CD45 expression by microglial cells is increased by hyperhomocysteinemia in both wild-type and APP/PS1 mice. CD45 immunohistochemical staining in the frontal cortices of wild-type (WT) mice fed the control diet (A) or the hyperhomocysteinemia (HHcy) diet (B) and APP/PS1 mice fed the control diet (C) or the HHcy diet (D). Original magnification = 200×. Scale bar = 25 μm. (E) Quantification of percent area occupied by positive CD45 immunoreactivity in the frontal cortex and hippocampus of WT and APP/PS1 mice on both control (n = 16 for WT and n = 20 for APP/PS1, black bars) and HHcy diet (n = 16 for WT and n = 20 for APP/PS1, white bars). **P < 0.01 compared to the control group for a given genotype. Error bars show SEM.

Figure 6

Hyperhomocysteinemia induces an inflammatory phenotype shift in the APP/PS1 transgenic mice away from M2a and toward M1. The graph shows fold changes for each gene relative to the wild-type control mice. The dashed line at 1 indicates the normal wild-type expression of these genes. IL, Interleukin; TNF, Tumor necrosis factor; IL1rn, Interleukin 1 receptor antagonist; Arg1, Arginase type 1; TGF, Transforming growth factor; FcgR1, Fc gamma receptor 1 *P < 0.05, **P < 0.01 compared to APP/PS1 control (n = 16 for each wild-type group and n = 20 for each APP/PS1 group). Error bars show SEM.

Figure 7

Matrix metalloproteinases 2 and 9 are activated by hyperhomocysteinemia in wild-type and APP/PS1 transgenic mice. (A) Graphed quantitative RT-PCR results for components of the matrix metalloproteinases 2 and 9 (MMP2 and MMP9) systems in both the wild-type (WT) and APP/PS1 mice. TIMP, Tissue inhibitor of metalloproteinase. **P < 0.01 compared to control (Cont) for the given genotype. (B) Gelatin zymogram color-inverted to highlight the digested bands in black.

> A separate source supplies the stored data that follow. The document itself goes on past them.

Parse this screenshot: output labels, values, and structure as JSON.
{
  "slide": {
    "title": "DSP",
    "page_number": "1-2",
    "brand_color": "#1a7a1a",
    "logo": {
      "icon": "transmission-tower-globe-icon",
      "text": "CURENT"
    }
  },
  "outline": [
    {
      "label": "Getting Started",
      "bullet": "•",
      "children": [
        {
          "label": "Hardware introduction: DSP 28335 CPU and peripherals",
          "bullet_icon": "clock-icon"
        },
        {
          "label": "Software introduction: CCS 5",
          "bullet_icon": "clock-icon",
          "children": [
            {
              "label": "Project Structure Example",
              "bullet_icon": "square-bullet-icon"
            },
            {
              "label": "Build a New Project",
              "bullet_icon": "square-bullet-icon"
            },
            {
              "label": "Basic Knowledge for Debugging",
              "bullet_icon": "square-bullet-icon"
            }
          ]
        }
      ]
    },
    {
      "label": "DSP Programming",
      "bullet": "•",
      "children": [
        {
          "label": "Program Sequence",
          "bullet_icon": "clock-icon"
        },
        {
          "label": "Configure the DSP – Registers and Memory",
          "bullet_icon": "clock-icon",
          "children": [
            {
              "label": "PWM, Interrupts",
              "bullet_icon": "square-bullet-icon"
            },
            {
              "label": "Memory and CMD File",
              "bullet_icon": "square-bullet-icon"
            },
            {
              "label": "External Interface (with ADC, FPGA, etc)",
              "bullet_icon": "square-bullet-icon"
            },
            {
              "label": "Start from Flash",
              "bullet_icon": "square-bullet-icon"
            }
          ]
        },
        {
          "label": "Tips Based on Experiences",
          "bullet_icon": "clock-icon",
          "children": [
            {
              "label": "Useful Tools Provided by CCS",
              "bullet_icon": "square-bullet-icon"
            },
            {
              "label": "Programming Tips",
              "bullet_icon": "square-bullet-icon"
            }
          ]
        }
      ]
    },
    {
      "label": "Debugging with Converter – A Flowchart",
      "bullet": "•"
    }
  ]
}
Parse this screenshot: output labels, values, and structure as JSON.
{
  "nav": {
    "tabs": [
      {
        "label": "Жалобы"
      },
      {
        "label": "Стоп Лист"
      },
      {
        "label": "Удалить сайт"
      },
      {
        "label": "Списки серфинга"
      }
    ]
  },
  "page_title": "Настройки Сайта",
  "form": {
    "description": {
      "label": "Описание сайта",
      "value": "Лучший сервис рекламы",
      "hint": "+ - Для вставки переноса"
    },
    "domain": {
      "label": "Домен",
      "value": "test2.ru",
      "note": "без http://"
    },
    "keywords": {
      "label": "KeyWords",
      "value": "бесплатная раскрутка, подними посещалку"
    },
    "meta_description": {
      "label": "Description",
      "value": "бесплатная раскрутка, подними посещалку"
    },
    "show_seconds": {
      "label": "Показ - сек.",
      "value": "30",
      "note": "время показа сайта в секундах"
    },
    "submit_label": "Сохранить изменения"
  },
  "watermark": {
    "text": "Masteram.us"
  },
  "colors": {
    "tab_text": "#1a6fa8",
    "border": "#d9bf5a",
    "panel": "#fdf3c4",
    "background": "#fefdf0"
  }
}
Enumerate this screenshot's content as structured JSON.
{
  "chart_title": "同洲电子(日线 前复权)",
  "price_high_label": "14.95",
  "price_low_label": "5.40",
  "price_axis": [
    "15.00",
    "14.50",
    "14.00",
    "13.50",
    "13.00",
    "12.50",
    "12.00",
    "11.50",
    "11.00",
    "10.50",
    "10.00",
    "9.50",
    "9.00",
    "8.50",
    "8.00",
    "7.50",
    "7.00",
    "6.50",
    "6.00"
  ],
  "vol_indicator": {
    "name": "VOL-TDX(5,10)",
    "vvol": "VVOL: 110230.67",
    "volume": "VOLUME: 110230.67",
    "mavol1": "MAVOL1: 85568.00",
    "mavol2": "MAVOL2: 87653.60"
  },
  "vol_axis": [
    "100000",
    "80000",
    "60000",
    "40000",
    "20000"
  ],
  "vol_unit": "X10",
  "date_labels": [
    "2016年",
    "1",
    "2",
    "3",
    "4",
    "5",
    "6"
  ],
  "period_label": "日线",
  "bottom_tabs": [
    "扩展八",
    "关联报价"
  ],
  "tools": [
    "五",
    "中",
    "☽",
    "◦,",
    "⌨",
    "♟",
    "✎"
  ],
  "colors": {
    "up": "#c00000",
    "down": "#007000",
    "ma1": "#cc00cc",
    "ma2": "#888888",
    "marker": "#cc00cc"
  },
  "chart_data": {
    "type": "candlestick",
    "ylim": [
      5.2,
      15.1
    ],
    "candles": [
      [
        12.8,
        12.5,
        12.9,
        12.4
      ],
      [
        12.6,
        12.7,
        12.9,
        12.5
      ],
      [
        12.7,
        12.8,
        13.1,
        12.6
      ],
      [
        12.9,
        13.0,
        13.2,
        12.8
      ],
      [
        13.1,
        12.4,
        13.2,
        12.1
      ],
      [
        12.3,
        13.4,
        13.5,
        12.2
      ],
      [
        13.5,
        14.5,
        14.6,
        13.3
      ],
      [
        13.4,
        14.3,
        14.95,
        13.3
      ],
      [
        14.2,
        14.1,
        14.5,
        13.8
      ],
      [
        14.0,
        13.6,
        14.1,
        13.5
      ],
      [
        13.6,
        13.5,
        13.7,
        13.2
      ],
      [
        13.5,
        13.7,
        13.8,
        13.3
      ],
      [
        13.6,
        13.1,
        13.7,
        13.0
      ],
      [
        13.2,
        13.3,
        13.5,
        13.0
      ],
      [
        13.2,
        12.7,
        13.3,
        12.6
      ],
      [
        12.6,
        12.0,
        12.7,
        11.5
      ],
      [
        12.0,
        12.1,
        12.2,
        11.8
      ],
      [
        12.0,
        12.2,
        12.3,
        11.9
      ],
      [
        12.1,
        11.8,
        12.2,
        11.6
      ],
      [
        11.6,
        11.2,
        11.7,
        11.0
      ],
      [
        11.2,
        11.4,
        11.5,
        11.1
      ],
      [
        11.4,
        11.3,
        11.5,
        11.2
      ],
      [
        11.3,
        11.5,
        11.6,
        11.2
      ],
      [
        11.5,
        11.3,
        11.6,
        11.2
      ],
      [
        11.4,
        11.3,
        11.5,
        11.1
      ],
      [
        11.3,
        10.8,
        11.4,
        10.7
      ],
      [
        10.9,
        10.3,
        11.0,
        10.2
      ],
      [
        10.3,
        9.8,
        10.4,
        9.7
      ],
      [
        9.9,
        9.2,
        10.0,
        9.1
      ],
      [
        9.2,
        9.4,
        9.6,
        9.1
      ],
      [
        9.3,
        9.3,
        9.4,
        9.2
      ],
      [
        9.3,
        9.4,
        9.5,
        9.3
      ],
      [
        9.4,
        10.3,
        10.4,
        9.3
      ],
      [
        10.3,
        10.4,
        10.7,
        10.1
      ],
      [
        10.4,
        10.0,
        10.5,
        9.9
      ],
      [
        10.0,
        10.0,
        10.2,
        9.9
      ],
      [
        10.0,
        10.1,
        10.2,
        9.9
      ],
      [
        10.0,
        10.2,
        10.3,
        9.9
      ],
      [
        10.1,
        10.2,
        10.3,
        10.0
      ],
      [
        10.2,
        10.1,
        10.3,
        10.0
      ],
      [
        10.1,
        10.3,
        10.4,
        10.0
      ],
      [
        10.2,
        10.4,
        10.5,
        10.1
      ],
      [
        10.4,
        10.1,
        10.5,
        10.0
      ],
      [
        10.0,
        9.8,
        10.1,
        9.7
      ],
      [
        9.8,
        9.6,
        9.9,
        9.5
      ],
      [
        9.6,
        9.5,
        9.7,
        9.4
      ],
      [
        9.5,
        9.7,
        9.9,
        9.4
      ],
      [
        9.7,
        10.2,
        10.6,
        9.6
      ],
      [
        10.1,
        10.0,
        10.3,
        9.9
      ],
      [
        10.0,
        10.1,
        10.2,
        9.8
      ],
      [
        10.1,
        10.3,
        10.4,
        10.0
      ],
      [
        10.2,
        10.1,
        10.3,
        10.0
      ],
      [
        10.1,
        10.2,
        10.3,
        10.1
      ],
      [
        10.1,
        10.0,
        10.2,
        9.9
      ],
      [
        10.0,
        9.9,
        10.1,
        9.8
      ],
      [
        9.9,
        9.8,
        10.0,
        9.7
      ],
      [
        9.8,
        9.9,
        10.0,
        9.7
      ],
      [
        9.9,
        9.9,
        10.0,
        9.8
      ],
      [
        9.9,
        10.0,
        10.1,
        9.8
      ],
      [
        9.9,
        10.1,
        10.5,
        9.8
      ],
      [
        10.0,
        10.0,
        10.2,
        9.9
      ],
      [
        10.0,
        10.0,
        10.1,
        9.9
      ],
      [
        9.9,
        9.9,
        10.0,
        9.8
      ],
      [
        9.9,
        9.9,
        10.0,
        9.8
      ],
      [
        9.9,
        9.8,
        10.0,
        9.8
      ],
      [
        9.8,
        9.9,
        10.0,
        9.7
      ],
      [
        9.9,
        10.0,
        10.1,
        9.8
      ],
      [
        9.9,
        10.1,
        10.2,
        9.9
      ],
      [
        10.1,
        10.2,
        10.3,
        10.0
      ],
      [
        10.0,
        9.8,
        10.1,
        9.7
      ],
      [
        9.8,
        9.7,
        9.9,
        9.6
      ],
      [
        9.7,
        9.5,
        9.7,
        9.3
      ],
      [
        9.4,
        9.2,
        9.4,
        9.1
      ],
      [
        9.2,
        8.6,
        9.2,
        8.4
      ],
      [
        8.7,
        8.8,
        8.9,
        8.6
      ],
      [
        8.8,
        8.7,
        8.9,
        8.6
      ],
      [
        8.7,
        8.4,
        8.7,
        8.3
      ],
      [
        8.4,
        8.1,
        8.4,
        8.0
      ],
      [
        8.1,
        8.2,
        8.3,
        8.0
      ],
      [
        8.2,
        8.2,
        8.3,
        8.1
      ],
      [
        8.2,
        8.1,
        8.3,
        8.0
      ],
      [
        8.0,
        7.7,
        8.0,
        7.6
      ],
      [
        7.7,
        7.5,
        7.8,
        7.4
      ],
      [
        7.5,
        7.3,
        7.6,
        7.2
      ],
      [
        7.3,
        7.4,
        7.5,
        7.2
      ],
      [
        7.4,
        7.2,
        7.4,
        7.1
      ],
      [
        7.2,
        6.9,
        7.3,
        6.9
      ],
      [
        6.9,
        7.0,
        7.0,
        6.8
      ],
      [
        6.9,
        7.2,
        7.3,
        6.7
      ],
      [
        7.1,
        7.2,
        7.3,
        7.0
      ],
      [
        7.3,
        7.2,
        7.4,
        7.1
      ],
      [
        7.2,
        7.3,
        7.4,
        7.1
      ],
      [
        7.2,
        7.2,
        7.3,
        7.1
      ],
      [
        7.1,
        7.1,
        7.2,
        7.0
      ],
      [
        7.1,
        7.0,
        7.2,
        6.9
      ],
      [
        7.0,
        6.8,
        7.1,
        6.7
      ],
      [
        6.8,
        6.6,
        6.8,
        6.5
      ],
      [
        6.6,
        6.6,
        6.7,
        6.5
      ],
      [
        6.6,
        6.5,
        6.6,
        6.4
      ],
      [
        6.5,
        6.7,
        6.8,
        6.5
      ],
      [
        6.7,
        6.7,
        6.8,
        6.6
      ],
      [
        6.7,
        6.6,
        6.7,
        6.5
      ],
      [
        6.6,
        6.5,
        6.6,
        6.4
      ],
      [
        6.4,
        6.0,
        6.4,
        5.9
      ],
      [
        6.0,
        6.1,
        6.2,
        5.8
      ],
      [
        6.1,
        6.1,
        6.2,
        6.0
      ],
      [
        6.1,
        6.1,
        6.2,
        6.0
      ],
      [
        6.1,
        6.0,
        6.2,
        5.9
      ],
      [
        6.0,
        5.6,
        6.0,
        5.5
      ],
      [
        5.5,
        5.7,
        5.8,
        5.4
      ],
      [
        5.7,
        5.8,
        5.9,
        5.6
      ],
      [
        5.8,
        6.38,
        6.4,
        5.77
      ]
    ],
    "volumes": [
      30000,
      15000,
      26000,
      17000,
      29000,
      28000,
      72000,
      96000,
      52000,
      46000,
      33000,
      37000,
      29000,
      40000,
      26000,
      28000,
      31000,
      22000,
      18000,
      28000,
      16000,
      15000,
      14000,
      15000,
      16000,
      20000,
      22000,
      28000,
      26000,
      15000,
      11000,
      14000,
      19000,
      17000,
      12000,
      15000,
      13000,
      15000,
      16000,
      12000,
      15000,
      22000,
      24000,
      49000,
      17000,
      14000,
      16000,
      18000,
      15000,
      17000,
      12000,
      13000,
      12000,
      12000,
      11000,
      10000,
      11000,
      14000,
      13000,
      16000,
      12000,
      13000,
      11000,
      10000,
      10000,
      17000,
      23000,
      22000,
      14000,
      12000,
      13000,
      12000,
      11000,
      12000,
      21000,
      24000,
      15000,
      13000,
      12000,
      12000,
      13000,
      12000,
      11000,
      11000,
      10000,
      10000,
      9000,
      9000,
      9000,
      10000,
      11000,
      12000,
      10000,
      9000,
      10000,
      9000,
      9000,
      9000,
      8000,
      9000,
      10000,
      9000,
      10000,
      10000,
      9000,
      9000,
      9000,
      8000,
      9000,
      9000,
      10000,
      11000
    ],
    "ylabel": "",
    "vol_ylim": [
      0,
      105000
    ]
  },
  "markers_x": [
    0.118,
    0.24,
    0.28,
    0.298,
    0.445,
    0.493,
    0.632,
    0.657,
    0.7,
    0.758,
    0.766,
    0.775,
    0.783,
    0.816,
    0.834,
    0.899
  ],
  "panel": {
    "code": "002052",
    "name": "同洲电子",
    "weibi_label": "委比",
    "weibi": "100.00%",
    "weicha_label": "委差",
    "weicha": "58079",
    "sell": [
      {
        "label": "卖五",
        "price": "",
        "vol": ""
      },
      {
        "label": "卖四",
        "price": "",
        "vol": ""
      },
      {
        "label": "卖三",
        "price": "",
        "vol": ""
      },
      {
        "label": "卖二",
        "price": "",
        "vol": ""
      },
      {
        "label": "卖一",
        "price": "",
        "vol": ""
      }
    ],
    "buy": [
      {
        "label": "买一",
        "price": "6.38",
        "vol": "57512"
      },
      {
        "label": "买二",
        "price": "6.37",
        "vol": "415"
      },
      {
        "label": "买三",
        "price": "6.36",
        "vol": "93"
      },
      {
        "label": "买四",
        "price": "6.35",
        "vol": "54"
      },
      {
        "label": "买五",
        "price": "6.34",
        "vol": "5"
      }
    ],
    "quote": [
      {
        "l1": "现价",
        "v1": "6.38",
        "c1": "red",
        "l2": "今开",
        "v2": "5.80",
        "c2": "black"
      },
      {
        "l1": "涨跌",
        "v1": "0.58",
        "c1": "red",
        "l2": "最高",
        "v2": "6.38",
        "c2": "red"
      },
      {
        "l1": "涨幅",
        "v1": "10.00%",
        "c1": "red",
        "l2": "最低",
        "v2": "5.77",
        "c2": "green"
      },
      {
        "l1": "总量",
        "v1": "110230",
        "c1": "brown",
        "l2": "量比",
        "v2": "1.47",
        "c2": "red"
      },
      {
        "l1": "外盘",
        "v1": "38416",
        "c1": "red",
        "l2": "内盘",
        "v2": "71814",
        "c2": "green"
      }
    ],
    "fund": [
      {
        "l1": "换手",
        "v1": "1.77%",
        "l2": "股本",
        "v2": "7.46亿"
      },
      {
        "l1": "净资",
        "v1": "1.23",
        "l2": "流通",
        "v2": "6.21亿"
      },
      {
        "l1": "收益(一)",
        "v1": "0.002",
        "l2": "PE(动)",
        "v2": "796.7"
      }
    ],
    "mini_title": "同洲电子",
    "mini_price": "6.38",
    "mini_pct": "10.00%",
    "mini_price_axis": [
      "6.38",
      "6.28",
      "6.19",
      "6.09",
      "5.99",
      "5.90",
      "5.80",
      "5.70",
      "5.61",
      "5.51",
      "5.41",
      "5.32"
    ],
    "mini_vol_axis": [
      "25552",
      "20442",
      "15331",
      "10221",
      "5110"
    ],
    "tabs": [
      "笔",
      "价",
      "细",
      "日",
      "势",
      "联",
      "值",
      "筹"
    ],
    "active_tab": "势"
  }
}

As indicated to the right, on the basis of molecular weight, we can determine that the bands highlighted correspond to pro-MMP9, MMP9, pro-MMP2 and MMP2. H, Hyperhomocysteinemia (HHcy) mice; C, control mice. (C) Quantification of band density for bands of interest highlighted in (B) for wild-type and control mice. *P < 0.05, **P < 0.01 compared to the control group for the given genotype (n = 16 for each wild-type group and n = 20 for each APP/PS1 group). Error bars show SEM.